Why is there anything at all? (Introduction)

by George Jelliss ⌂ @, Crewe, Sunday, June 08, 2008, 13:06 (5801 days ago) @ Curtis

The "Kalam Cosmological" argument is just a fancy name for the "first cause" argument. - Most modern atheists accept that the universe had a beginning. The scientific evidence is from tracing back the expansion of the universe to the "big bang" and the need for a simple origin to account for the direction of time, as shown by increasing entropy in accordance with the second law of thermodynamics. - The second premise, that every effect has a cause, is the questionable one. According to quantum theory an event does not need a cause. It can just happen.

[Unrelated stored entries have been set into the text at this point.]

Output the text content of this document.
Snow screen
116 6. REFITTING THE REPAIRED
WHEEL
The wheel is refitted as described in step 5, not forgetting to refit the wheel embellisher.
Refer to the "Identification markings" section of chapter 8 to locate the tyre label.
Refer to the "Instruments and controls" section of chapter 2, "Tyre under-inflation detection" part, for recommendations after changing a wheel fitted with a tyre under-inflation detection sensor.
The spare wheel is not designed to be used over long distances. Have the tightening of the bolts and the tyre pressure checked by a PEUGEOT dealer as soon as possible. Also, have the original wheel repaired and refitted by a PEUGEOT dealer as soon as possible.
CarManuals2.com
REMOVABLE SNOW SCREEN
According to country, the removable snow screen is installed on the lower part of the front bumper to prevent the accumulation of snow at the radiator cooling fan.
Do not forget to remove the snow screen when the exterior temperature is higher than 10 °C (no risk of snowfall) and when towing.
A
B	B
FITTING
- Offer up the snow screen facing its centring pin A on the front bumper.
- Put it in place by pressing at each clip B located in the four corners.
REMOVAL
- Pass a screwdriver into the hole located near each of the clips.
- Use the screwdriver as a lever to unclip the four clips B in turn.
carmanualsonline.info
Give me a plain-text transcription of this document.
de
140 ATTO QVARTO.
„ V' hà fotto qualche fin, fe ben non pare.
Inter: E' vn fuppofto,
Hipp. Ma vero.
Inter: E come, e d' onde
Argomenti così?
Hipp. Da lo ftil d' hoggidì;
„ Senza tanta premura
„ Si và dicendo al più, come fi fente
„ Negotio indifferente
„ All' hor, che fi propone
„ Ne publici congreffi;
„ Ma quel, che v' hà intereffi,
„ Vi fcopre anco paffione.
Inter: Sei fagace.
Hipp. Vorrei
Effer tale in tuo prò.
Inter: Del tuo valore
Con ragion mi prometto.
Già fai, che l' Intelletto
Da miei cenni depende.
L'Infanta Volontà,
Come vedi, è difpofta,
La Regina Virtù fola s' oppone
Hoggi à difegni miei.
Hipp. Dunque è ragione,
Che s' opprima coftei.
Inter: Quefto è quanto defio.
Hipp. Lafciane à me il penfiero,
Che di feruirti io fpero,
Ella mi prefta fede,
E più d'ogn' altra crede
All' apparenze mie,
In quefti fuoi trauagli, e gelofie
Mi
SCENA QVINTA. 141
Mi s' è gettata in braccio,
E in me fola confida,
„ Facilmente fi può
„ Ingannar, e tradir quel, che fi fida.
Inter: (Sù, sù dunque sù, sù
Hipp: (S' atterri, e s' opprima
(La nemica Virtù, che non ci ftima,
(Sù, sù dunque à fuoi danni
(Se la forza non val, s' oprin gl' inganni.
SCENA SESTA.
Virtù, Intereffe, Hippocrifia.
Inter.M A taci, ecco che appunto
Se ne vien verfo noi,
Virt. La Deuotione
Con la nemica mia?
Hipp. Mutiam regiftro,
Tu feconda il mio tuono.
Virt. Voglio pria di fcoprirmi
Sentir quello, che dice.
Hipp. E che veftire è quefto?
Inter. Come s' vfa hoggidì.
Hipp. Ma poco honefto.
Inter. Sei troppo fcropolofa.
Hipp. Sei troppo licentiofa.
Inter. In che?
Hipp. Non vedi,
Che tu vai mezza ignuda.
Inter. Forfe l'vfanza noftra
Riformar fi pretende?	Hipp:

The universe can appear as a "fluctuation in the void". This does not violate the law of conservation of energy, since the positive energy tied up in matter is balanced by the negative potential energy of the expanding universe, the total remains zero. - If you argue that everything has a cause, and that a god caused the creation of the universe, there is then the question of what caused the creation of the god in the first place, you get an endless regression. It is simpler to suppose that the universe just appeared, out of nothing, because nothing is an unstable state; it only takes a small change and you have something. - What I'm not sure of with this argument is whether the "nothing" from which the universe came is the same as philosophical "nothingness" or is some sort of physical "void". Can they be identified as the same? Victor J. Stenger in his books, such as "God the failed hypothesis" seems to do this. - An alternative view is that the universe is everything that exists, including space and time, so there is no sense in talking about anything outside or before or after the universe. One can trace back time to a beginning, but there is nothing before that, just as there is nothing north of the north pole.